The second time through the house, Jane counted steps and judged angles, looking out windows to determine what could be seen and what couldn't from each of them. She studied the great room without its furniture, trying to detect hiding places. First she checked the inside of the fireplace, but found no guns. Then she checked the guest bathroom just off the big room, and found the second pistol. She unloaded it and taped it where she'd found it. She went into the garage, noticed a rope and a light stepladder, carried them out to two sections of the wall around the property that she had never visited, and hid them. She suspected that she might have to go over the wall again, and she wanted as many ways up and out as possible. Jane turned on the battery-operated baby monitor, climbed the shelves to the top of one of the built-in bookcases in the big room, and placed it there.

She took advantage of the waning daylight to study every part of the place. All the time while she worked, she was listening for the sound of someone else arriving. There was sparse traffic on the road
beyond the high hedges. Each time she heard a car approach, she listened for the noise of the front gate opening. But there were only the calls of the birds in the surrounding groves of trees and an occasional flutter of leaves from a sudden warm gust off the desert. Jane unlocked several windows and two service doors on the wings of the house so she would be able to come in and out at will.

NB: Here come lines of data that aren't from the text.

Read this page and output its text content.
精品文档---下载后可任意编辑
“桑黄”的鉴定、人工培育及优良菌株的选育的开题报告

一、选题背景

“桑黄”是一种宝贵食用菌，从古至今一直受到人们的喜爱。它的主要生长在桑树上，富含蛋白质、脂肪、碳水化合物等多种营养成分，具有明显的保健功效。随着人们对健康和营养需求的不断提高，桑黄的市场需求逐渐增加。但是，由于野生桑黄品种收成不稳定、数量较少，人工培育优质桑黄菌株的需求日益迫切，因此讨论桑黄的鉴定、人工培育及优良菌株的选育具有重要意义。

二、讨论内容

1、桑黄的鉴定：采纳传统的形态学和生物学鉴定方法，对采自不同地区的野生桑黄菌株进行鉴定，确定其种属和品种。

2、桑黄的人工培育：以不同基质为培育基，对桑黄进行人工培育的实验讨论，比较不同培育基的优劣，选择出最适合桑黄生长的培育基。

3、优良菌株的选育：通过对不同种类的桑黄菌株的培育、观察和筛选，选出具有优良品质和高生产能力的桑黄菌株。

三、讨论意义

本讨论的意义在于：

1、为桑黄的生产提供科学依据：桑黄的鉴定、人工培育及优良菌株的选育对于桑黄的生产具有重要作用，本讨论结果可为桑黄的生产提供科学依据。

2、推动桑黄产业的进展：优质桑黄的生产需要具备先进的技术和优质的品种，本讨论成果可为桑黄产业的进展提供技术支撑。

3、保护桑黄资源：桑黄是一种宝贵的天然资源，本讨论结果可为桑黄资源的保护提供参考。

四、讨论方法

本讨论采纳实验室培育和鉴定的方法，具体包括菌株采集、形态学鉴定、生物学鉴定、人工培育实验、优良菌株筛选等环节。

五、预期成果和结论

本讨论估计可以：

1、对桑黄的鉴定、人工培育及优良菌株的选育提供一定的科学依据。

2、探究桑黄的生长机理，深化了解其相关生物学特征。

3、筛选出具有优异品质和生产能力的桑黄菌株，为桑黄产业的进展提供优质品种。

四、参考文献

When everything was done, Jane went upstairs into the master bedroom, where she could see the grounds through windows on three sides. As she studied the estate, she picked out the places where Steve Demming might set up a sniper's nest to kill her, and calculated the angles from the house to the places where she could find the ladder and rope she'd left near the wall. She saw the hiding places she would have to check for enemies, and the false hiding places where a person would be more vulnerable rather than less: the low hedges near the house that would obscure a person but would make noise and reveal movement.

She waited, looked, and listened while the sun went down and the house gradually sunk into darkness. When it was eleven o'clock, she stood and put on her backpack, then looked out the windows again before she left the master bedroom. She went down the stairs at the center of the building and then walked from room to room in the dark, testing her memory of the distances and spaces. Then she went out to the garage and made her way across the broad brick pavement to the garden planted beside the front gate to hide the machinery that opened it. She sat down behind a tree near the gate.

At eleven-thirty the front gate began to glide to the left on its track. A black Cadillac Escalade drove in and stopped on the brick pavement in front of the garage where it was closest to the front door of the house. It was where Jane had expected the vehicle to park, shielded from the line of fire on three sides—the house, the garage,
and the front hedge. Jane watched from her hiding place by the gate as car doors opened, lights went on, and people emerged. The driver was a man whom she had seen in New York. He had to be Demming. He was tall, had light hair, and an athletic body that had thickened a bit in middle age. He wore a short-sleeved polo shirt with a sport coat over it, presumably to hide a gun. He went to the front door, unlocked and opened it, and stood guard there while the second man joined him.